IA générative et SIG : retour d’expérience sur un live qui m’a fait prendre du recul

by | Jan 16, 2026 | Analyse de données, Cartographie, Data visualisation, IA, SIG

IA générative et SIG : retour d’expérience sur un live qui m’a fait prendre du recul

Jeudi dernier, j’ai animé un live autour d’un sujet qui me tient particulièrement à cœur :
les outils d’IA générative directement intégrés aux SIG, et plus particulièrement les plugins QGIS qui commencent à embarquer des briques d’intelligence artificielle.

À la base, ce live devait être assez simple :
présenter ce qui existe déjà, montrer des cas concrets, ouvrir des pistes pour la suite.

Mais ce live m’a surtout provoqué une vraie prise de conscience.

Une introduction… que je pensais acquise

Avant d’entrer dans le vif du sujet, j’ai volontairement pris quelques minutes pour faire un rappel :

  • ce qu’est l’IA (au sens large),

  • la différence avec l’IA générative,

  • et les outils déjà bien connus aujourd’hui :
    les LLM, les assistants capables de produire du texte, du code,
    mais aussi d’aider à écrire des scripts Python,
    ou à formuler des requêtes SQL directement exploitables dans nos workflows SIG.

Rien de révolutionnaire, pensais-je.
Juste une mise à niveau rapide avant de passer à la suite.

Et comme je le fais souvent, j’ai posé une question simple à l’audience :
👉 “Est-ce que tout ça est clair pour vous ? On peut passer à la suite ?”

La surprise (et le choc)

La réponse a été sans appel.

👉 La majorité des participants découvrait ces notions.

Honnêtement, j’ai été très surpris.
Un peu déstabilisé même.

Ça fait maintenant près de deux ans que je parle d’IA générative sur LinkedIn, que je montre des exemples concrets pour les géomaticiens, que j’explique comment ces outils peuvent faire gagner du temps, sécuriser des traitements, ou aider à monter en compétence.

Et inconsciemment, j’étais parti du principe que :

“Aujourd’hui, tout le monde sait ce qu’est ChatGPT et comment l’utiliser dans son métier.”

La réalité est tout autre.

Tout le monde n’a pas vécu la “phase 1” de l’IA générative

Ce live m’a rappelé une chose essentielle :
👉 tout le monde n’a pas pris le train au même moment.

Pendant que certains testaient déjà :

  • l’aide au scripting Python dans QGIS,

  • la génération de requêtes SQL,

  • l’assistance à la documentation ou à l’analyse,

d’autres n’avaient tout simplement jamais posé un pied dans l’IA générative.

Et ce n’est ni une faute, ni un manque de curiosité.
C’est juste un constat.

Le problème, c’est que nous sommes déjà passés à l’étape suivante.

On est déjà à la phase 2 : l’IA intégrée directement dans les SIG

Aujourd’hui, on ne parle plus seulement d’outils “à côté” du SIG.

On parle :

  • de plugins QGIS qui intègrent des briques d’IA,

  • d’outils capables d’analyser, de suggérer, d’automatiser dans l’environnement de travail du géomaticien,

  • de SIG qui commencent à embarquer des noyaux d’intelligence.

Et là, soyons clairs.

👉 Si vous avez raté la phase 1 de l’IA générative,
👉 et que vous découvrez maintenant la phase 2,

le risque n’est pas théorique : vous allez réellement prendre du retard.

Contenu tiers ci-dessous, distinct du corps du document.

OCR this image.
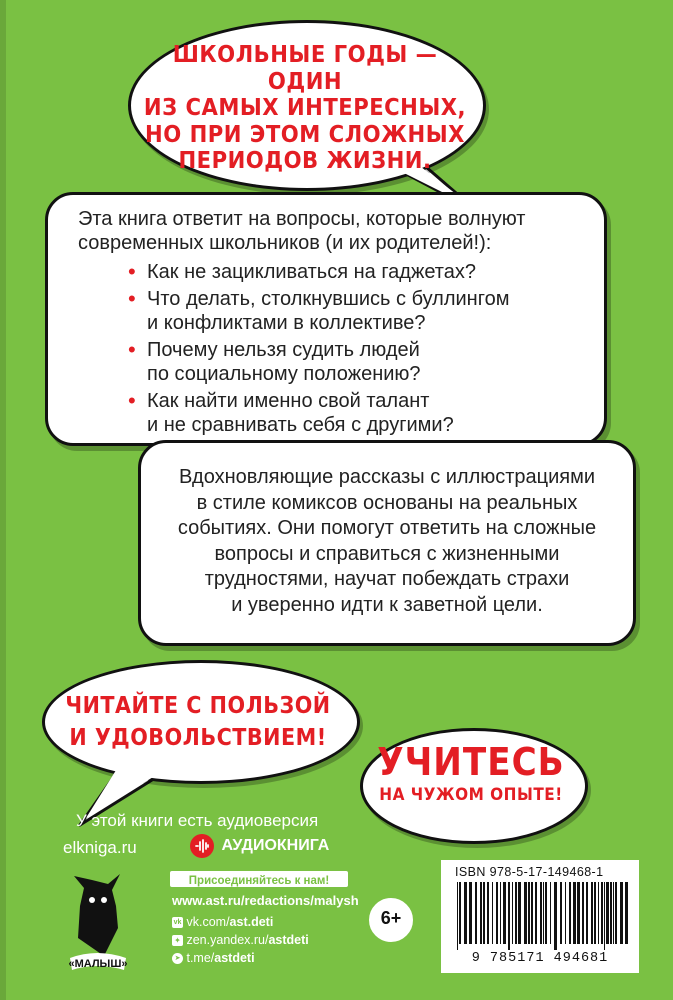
ШКОЛЬНЫЕ ГОДЫ — ОДИН
ИЗ САМЫХ ИНТЕРЕСНЫХ,
НО ПРИ ЭТОМ СЛОЖНЫХ
ПЕРИОДОВ ЖИЗНИ.
Эта книга ответит на вопросы, которые волнуют
современных школьников (и их родителей!):
• Как не зацикливаться на гаджетах?
• Что делать, столкнувшись с буллингом
и конфликтами в коллективе?
• Почему нельзя судить людей
по социальному положению?
• Как найти именно свой талант
и не сравнивать себя с другими?
Вдохновляющие рассказы с иллюстрациями
в стиле комиксов основаны на реальных
событиях. Они помогут ответить на сложные
вопросы и справиться с жизненными
трудностями, научат побеждать страхи
и уверенно идти к заветной цели.
ЧИТАЙТЕ С ПОЛЬЗОЙ
И УДОВОЛЬСТВИЕМ!
УЧИТЕСЬ
НА ЧУЖОМ ОПЫТЕ!
У этой книги есть аудиоверсия
elkniga.ru	АУДИОКНИГА
«МАЛЫШ»
Присоединяйтесь к нам!
www.ast.ru/redactions/malysh
vk vk.com/ast.deti
✦ zen.yandex.ru/astdeti
➤ t.me/astdeti
6+
ISBN 978-5-17-149468-1
9 785171 494681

Pas parce que l’IA va “remplacer” le géomaticien. Mais parce que le géomaticien qui maîtrise ces outils ira beaucoup plus vite, sera plus pertinent, plus autonome, plus crédible dans ses analyses.

Faire le point, sans stress, mais sans naïveté

C’est exactement pour cette raison que j’ai créé un diagnostic rapide.

Un diagnostic simple, faisable en 2 minutes, qui permet de :

  • savoir où vous vous situez aujourd’hui,

  • comprendre si vous êtes en retard, à niveau, ou déjà bien embarqué,

  • identifier les prochaines étapes pertinentes pour vous.

👉 Ce n’est pas un test piège.
👉 Ce n’est pas un jugement.
👉 C’est un outil de lucidité.

Parce que rattraper le temps, c’est possible.
À condition de savoir où l’on en est réellement.

👉 Vous pouvez faire le diagnostic ici.

Vous recevrez ensuite une réponse personnalisée, immédiate,
pour vous aider à y voir clair et décider de la suite.

Ce live m’a rappelé une chose essentielle : dans un métier aussi technique que le nôtre, les évidences des uns ne sont pas celles des autres.

Et si je dois retenir une leçon de ce webinaire, c’est celle-ci :
👉 il vaut mieux rattraper le train maintenant, que le regarder passer demain.